Online Nonparametric Regression with General Loss Functions
This work provides theoretical foundations for online learning with general losses, impacting researchers and practitioners in machine learning by clarifying when online and statistical rates differ, though it is incremental in extending existing minimax analysis.
The paper establishes minimax rates for online regression with arbitrary function classes and general loss functions, showing that rates depend on loss curvature and sequential complexities below a complexity threshold, but not above it, and revealing that for square loss, rates match statistical learning when sequential and i.i.d. entropies align.

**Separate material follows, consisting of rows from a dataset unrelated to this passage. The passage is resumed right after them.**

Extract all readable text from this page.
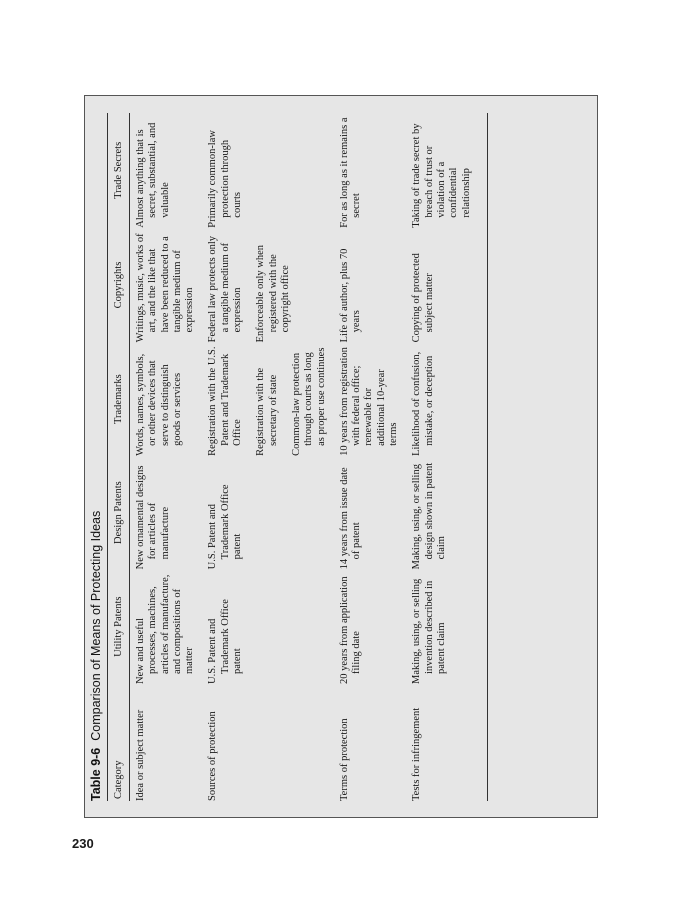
230
Table 9-6Comparison of Means of Protecting Ideas
Category	Utility Patents	Design Patents	Trademarks	Copyrights	Trade Secrets

Idea or subject matter	New and useful processes, machines, articles of manufacture, and compositions of matter	New ornamental designs for articles of manufacture	Words, names, symbols, or other devices that serve to distinguish goods or services	Writings, music, works of art, and the like that have been reduced to a tangible medium of expression	Almost anything that is secret, substantial, and valuable

Sources of protection	U.S. Patent and Trademark Office patent	U.S. Patent and Trademark Office patent	Registration with the U.S. Patent and Trademark Office Registration with the secretary of state Common-law protection through courts as long as proper use continues	Federal law protects only a tangible medium of expression Enforceable only when registered with the copyright office	Primarily common-law protection through courts

Terms of protection	20 years from application filing date	14 years from issue date of patent	10 years from registration with federal office; renewable for additional 10-year terms	Life of author, plus 70 years	For as long as it remains a secret

Tests for infringement	Making, using, or selling invention described in patent claim	Making, using, or selling design shown in patent claim	Likelihood of confusion, mistake, or deception	Copying of protected subject matter	Taking of trade secret by breach of trust or violation of a confidential relationship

This paper establishes minimax rates for online regression with arbitrary classes of functions and general losses. We show that below a certain threshold for the complexity of the function class, the minimax rates depend on both the curvature of the loss function and the sequential complexities of the class. Above this threshold, the curvature of the loss does not affect the rates. Furthermore, for the case of square loss, our results point to the interesting phenomenon: whenever sequential and i.i.d. empirical entropies match, the rates for statistical and online learning are the same. In addition to the study of minimax regret, we derive a generic forecaster that enjoys the established optimal rates. We also provide a recipe for designing online prediction algorithms that can be computationally efficient for certain problems. We illustrate the techniques by deriving existing and new forecasters for the case of finite experts and for online linear regression.